When his mother came to visit him, he told her. Mama, he calls me his wife, he makes me do things to him, things I do not want to do. Please take me home, I am afraid. His mother listened with narrowed eyes and a look of fury clouded her eyes. Before he could blink a stinging slap had cracked his cheek and he was left gaping as she stormed away; leaving him in the nightmare. You see they had warned the mother; the drugs would make her boy lie, she ought not to believe a word he said.

He escaped of course. He would not submit any longer. Living in a hovel whereupon others, bound by chains and ropes, others convulsing in startling shudders, had defecated where they lay. He could not stay. Not when sometimes, the kindly reverend’s wife he had always seen at church would bring their meagre rations of food half cooked. They were savages, she would waste no electricity cooking their meals through; they would eat what they were given; half starved, they would swallow the food, not daring to refuse it. Of all the things that had happened there, she was his biggest betrayal - a woman who cooed over babies and fed the hungry by day, so cruel under cloak of night.

He went home but his mother took him back. And this time he joined those who were in chains. He learnt that in order to be treated marginally better he had to pretend. Pretend to repent, pretend to be cured of his addiction, and pretend to love his mother. Pretend.

Because he could not be trusted to keep on the illuminated path, his mother sent him to live there. By the grace of a God who could not possibly be the same as that which his captors praised he passed Matric, perhaps the first miracle to ever come to that dark place. Rejoicing, he saw his freedom approach, who could hold him now, when he had the passage to a future?
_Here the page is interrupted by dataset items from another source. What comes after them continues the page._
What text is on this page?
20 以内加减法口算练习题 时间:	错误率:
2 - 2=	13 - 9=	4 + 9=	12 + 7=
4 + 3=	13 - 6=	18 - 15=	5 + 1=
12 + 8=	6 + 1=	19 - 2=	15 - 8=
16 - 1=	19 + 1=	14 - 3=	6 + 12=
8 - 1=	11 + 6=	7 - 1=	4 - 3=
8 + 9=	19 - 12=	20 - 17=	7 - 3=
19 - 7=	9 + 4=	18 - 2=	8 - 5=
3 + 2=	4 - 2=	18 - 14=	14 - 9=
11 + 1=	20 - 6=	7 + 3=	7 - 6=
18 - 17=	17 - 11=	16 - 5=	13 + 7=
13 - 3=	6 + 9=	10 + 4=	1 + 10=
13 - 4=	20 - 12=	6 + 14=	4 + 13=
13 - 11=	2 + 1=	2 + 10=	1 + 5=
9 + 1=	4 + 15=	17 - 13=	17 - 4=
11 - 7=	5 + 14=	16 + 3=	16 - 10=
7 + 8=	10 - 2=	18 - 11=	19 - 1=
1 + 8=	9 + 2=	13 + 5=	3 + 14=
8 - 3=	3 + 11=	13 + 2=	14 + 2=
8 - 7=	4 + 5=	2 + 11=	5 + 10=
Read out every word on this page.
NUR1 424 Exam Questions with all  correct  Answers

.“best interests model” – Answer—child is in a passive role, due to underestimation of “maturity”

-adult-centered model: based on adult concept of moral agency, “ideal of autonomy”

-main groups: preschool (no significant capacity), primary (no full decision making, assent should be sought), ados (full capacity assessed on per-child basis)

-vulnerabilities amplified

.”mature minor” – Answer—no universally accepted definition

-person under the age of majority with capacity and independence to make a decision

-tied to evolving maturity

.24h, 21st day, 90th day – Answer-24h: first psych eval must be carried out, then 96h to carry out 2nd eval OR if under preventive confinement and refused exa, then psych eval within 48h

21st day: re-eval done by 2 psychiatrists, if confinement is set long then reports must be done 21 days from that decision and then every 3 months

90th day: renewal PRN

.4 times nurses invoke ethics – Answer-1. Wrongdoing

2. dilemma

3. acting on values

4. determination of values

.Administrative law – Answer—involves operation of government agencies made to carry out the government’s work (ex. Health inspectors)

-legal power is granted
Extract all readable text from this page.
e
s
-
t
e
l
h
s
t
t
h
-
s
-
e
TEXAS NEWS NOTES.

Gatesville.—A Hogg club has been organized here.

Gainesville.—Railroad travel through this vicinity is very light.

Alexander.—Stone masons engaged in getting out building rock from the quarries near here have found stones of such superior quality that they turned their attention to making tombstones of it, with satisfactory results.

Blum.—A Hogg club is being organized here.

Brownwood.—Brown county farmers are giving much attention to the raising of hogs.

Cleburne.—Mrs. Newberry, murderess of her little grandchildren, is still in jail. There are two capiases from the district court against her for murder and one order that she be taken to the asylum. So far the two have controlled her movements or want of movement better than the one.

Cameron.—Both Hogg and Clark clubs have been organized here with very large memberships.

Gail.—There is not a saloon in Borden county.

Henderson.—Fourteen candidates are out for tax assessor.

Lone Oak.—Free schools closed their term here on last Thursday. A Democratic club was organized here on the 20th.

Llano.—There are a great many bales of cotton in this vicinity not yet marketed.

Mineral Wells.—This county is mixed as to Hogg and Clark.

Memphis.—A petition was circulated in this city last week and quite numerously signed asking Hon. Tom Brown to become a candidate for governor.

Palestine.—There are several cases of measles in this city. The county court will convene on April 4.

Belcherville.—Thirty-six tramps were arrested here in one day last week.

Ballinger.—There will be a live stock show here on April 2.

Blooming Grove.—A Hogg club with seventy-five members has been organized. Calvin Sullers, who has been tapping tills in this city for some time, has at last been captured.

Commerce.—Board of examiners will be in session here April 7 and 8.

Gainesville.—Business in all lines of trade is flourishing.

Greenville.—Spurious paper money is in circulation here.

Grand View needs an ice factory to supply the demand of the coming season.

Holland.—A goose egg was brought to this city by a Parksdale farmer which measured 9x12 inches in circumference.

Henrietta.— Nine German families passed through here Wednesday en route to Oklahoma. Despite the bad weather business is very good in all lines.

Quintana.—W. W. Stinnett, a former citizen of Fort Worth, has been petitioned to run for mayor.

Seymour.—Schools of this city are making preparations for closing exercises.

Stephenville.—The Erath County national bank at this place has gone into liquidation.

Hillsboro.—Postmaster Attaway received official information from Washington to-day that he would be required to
The first night home, he says because freedom is a heady drug and he wanted to celebrate it, he smoked his first joint in three years and plunged back to the hole he had pretended to climb out of for three years. His mind undone, a neighbour took him to the hospital where he quite amusingly smashed all he came across, believe inanimate objects to be alive. The doctors agreed he would have to be taken to a mental institution for proper care.

Like a thief, his mother stole him from the only road that could have saved him. Back to The Saviours he would go. Hadn’t he been clean for three years? Was that not PROOF that The Saviours were the angels of God? No hospital would ever cure him she wagered and to the lions she fed his addled carcass.

I came across him wondering along the road, a chain dragging behind him. After a week of no drugs his mind had returned and again he had escaped his prison. He showed me the marks on his back where a whip had lain into him. He showed me the padlock on his chains. He begged me; please help me.